位置選択的開環反応のための連続ビサジリジンの調製

私たちのプロトコルの重要性は、活性化アジリジンと非活性化アジリジンの両方を含む連続したビサジリジンの合理的な設計であり、多様な求核剤による位置選択的開環反応にさらされます。この技術の利点は、選択的な環開口のための予測モデリングツールを使用して窒素に富む分子の合成を可能にすることです。現在のプロトコルは、窒素富化生理活性化合物および天然物の合成のための実用的な方法を開発するために使用することができる。

まず、50ミリリットルの丸底フラスコをスターラーバーとセプタムで真空条件下で火炎乾燥します。室温まで冷却した後、アルゴンガスで満たします。次に、無水メタノールとアルデヒドをフラスコに加え、溶液を1分間攪拌します。

次に、攪拌した溶液に水素化ホウ素ナトリウムを加え、反応混合物を摂氏0度で1時間攪拌する。酢酸エチルとヘキサンを溶離液として使用したTLCで反応の進行状況を監視します。1時間後、反応混合物を蒸留水でクエンチし、分液ロートで酢酸エチルで抽出した。

結合した有機層を無水硫酸ナトリウムで乾燥させ、ろ過し、真空濃縮します。粗残渣を酢酸エチルとヘキサンを溶離液とするシリカゲルフラッシュクロマトグラフィーで精製し、純粋な生成物を黄色液体として単離した。その後、NMRと偏光計の測定で製品を確認します。

まず、5ミリリットルの丸底フラスコを攪拌子とセプタムで真空条件下で火炎乾燥します。次に、アルゴンガスを充填しながら室温まで冷却します。次に、先に合成したビスアジリジンと酢酸をフラスコに加える。

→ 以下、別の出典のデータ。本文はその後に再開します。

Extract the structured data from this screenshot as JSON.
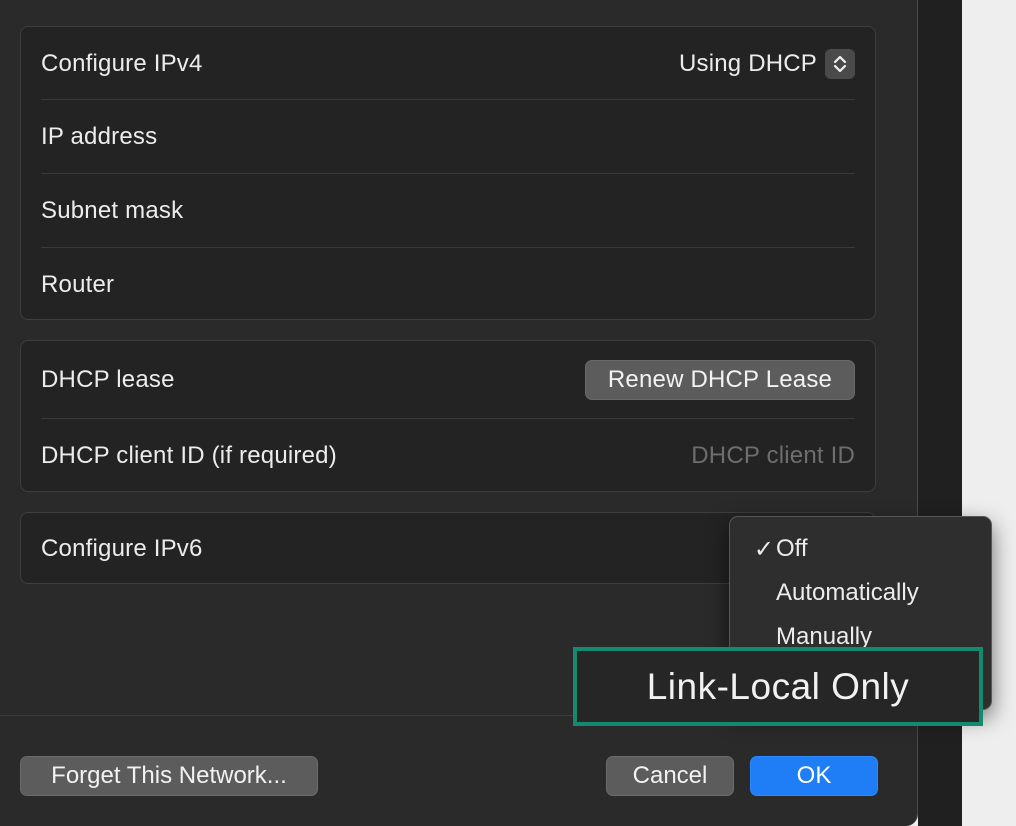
{
  "ipv4": {
    "configure_label": "Configure IPv4",
    "configure_value": "Using DHCP",
    "ip_address_label": "IP address",
    "subnet_mask_label": "Subnet mask",
    "router_label": "Router"
  },
  "dhcp": {
    "lease_label": "DHCP lease",
    "renew_button": "Renew DHCP Lease",
    "client_id_label": "DHCP client ID (if required)",
    "client_id_placeholder": "DHCP client ID"
  },
  "ipv6": {
    "configure_label": "Configure IPv6",
    "menu": {
      "options": [
        {
          "label": "Off",
          "checked": true
        },
        {
          "label": "Automatically",
          "checked": false
        },
        {
          "label": "Manually",
          "checked": false
        },
        {
          "label": "Link-Local Only",
          "checked": false
        }
      ],
      "check_glyph": "✓"
    }
  },
  "footer": {
    "forget_button": "Forget This Network...",
    "cancel_button": "Cancel",
    "ok_button": "OK"
  },
  "colors": {
    "accent": "#1f7ef5",
    "highlight_border": "#138a70"
  }
}
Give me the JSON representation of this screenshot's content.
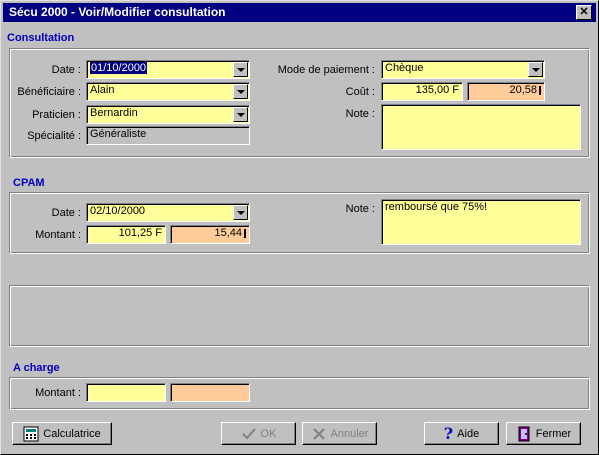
{
  "window": {
    "title": "Sécu 2000 - Voir/Modifier consultation",
    "close": "✕"
  },
  "consultation": {
    "section_title": "Consultation",
    "date_label": "Date :",
    "date_value": "01/10/2000",
    "beneficiaire_label": "Bénéficiaire :",
    "beneficiaire_value": "Alain",
    "praticien_label": "Praticien :",
    "praticien_value": "Bernardin",
    "specialite_label": "Spécialité :",
    "specialite_value": "Généraliste",
    "paiement_label": "Mode de paiement :",
    "paiement_value": "Chèque",
    "cout_label": "Coût :",
    "cout_francs": "135,00 F",
    "cout_euros": "20,58",
    "note_label": "Note :",
    "note_value": ""
  },
  "cpam": {
    "section_title": "CPAM",
    "date_label": "Date :",
    "date_value": "02/10/2000",
    "montant_label": "Montant :",
    "montant_francs": "101,25 F",
    "montant_euros": "15,44",
    "note_label": "Note :",
    "note_value": "remboursé que 75%!"
  },
  "a_charge": {
    "section_title": "A charge",
    "montant_label": "Montant :",
    "montant_francs": "",
    "montant_euros": ""
  },
  "buttons": {
    "calculatrice": "Calculatrice",
    "ok": "OK",
    "annuler": "Annuler",
    "aide": "Aide",
    "fermer": "Fermer"
  }
}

混合物を室温で5時間攪拌し、酢酸エチルとヘキサンを溶離液として使用してTLCで反応の進行を監視します。5時間後、減圧下で酢酸を除去し、酢酸エチルとヘキサンを溶離液とするシリカゲルフラッシュクロマトグラフィーで粗残渣を精製し、純粋な生成物を黄色液体として単離した。NMRと偏光計の測定で製品を確認します。

プロトンNMRスペクトルは、アジリジンに隣接するエチルアルコール中のアルコール水素に対応する1.42ppmのピークを明らかにし、アルデヒドのエチルアルコールへの還元を示した。さらに、4.00および3.54ppmのピークは、エチルアルコール中のメチレン水素を表す。2.13 ppmで観測されたピークは酢酸のメチル水素に対応し、4.43および4.15 ppmのピークはアジリジン開環反応後に形成された酢酸に隣接するメチレン水素に対応します。

NaBH4を含む還元は発熱性であることが判明しており、したがって、反応温度を摂氏0度に維持する。また、H2OによるNaBH4のクエンチング時には注意が必要です。本技術は、生物活性を有する窒素富化複合分子の実用的な構築法の開発に向けたさらなる研究を後押しするものと考えています。